Williams, who transferred to UNC from Ohio State, has been in Chapel Hill only one year.

Brown said Carter and the rest of the team seem to be a little too quiet.

“You take a guy like Michael, we’ve challenged him to step up and lead. Michael’s a real good player and maybe a better person. He’s very positive. He’s very upbeat. He’s still not the most vocal guy. We’re trying get them all to just pick each other up. There’s not a guy who speaks in the offensive line. They don’t speak. Nothing. Coach (Stacy) Searels was hoarse yesterday, and he said, ‘Would somebody please start talking?”

Brown said he thought that by now at least one player on the team would stir the others up. And he fears that the past might be a little too raw. As a result, this is a team with no vocal leader. That has the staff a little concerned.

“Usually one guy stirs them all up, but right now we don’t have that guy, Brown said. “We need a guy to stir the pot with those guys. This team is quiet. It’s just a team that I think probably a lack of confidence is why they’ve been like this.

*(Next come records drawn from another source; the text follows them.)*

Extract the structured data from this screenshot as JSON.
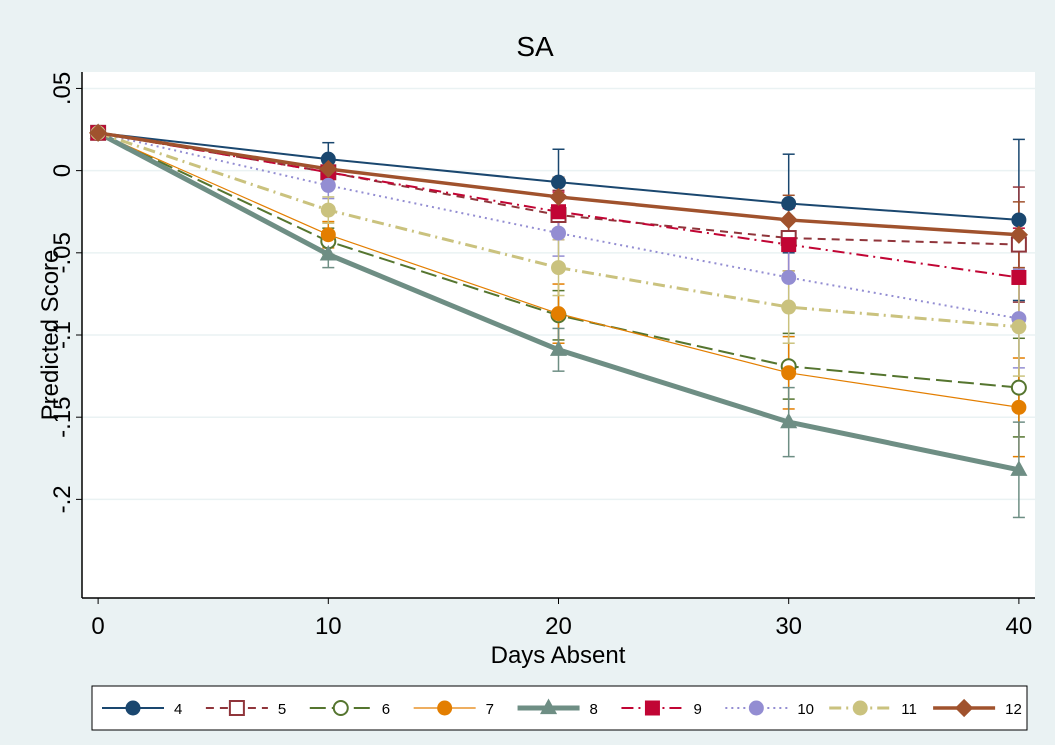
{
  "chart_data": {
    "type": "line",
    "title": "SA",
    "x_label": "Days Absent",
    "y_label": "Predicted Score",
    "x": [
      0,
      10,
      20,
      30,
      40
    ],
    "xlim": [
      -0.7,
      40.7
    ],
    "xticks": [
      0,
      10,
      20,
      30,
      40
    ],
    "ylim": [
      -0.26,
      0.06
    ],
    "yticks": [
      {
        "value": 0.05,
        "label": ".05"
      },
      0,
      {
        "value": -0.05,
        "label": "-.05"
      },
      {
        "value": -0.1,
        "label": "-.1"
      },
      {
        "value": -0.15,
        "label": "-.15"
      },
      {
        "value": -0.2,
        "label": "-.2"
      }
    ],
    "grid": true,
    "legend": "bottom",
    "series": [
      {
        "name": "4",
        "color": "#1a476f",
        "marker": "circle",
        "line": "solid",
        "width": 2,
        "values": [
          0.023,
          0.007,
          -0.007,
          -0.02,
          -0.03
        ],
        "errors": [
          0,
          0.01,
          0.02,
          0.03,
          0.049
        ]
      },
      {
        "name": "5",
        "color": "#90353b",
        "marker": "square-hollow",
        "line": "dash",
        "width": 2,
        "values": [
          0.023,
          -0.001,
          -0.027,
          -0.041,
          -0.045
        ],
        "errors": [
          0,
          0.008,
          0.015,
          0.02,
          0.035
        ]
      },
      {
        "name": "6",
        "color": "#55752f",
        "marker": "circle-hollow",
        "line": "longdash",
        "width": 2,
        "values": [
          0.023,
          -0.043,
          -0.088,
          -0.119,
          -0.132
        ],
        "errors": [
          0,
          0.008,
          0.015,
          0.02,
          0.03
        ]
      },
      {
        "name": "7",
        "color": "#e37e00",
        "marker": "circle",
        "line": "solid",
        "width": 1.2,
        "values": [
          0.023,
          -0.039,
          -0.087,
          -0.123,
          -0.144
        ],
        "errors": [
          0,
          0.008,
          0.018,
          0.022,
          0.03
        ]
      },
      {
        "name": "8",
        "color": "#6e8e84",
        "marker": "triangle",
        "line": "solid",
        "width": 5,
        "values": [
          0.023,
          -0.051,
          -0.109,
          -0.153,
          -0.182
        ],
        "errors": [
          0,
          0.008,
          0.013,
          0.021,
          0.029
        ]
      },
      {
        "name": "9",
        "color": "#c10534",
        "marker": "square",
        "line": "dashdot",
        "width": 2,
        "values": [
          0.023,
          -0.001,
          -0.025,
          -0.045,
          -0.065
        ],
        "errors": [
          0,
          0.006,
          0.012,
          0.022,
          0.03
        ]
      },
      {
        "name": "10",
        "color": "#938dd2",
        "marker": "circle",
        "line": "dot",
        "width": 2,
        "values": [
          0.023,
          -0.009,
          -0.038,
          -0.065,
          -0.09
        ],
        "errors": [
          0,
          0.008,
          0.014,
          0.02,
          0.03
        ]
      },
      {
        "name": "11",
        "color": "#cac27e",
        "marker": "circle",
        "line": "dashdot",
        "width": 3,
        "values": [
          0.023,
          -0.024,
          -0.059,
          -0.083,
          -0.095
        ],
        "errors": [
          0,
          0.008,
          0.017,
          0.022,
          0.03
        ]
      },
      {
        "name": "12",
        "color": "#a0522d",
        "marker": "diamond",
        "line": "solid",
        "width": 3.5,
        "values": [
          0.023,
          0.001,
          -0.016,
          -0.03,
          -0.039
        ],
        "errors": [
          0,
          0.007,
          0.012,
          0.015,
          0.02
        ]
      }
    ]
  }
}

Now it’s time to be aggressive and go.”

He’s waiting for somebody to say it.

Somebody other than the head coach.

The season opener is days away, and there’s an increase in anticipation for Saturday and the home opener against Miami, for which there are only a few hundred tickets remaining.

But for all of the renewed excitement around the new era at UNC, there are crickets chirping inside the Carolina football program.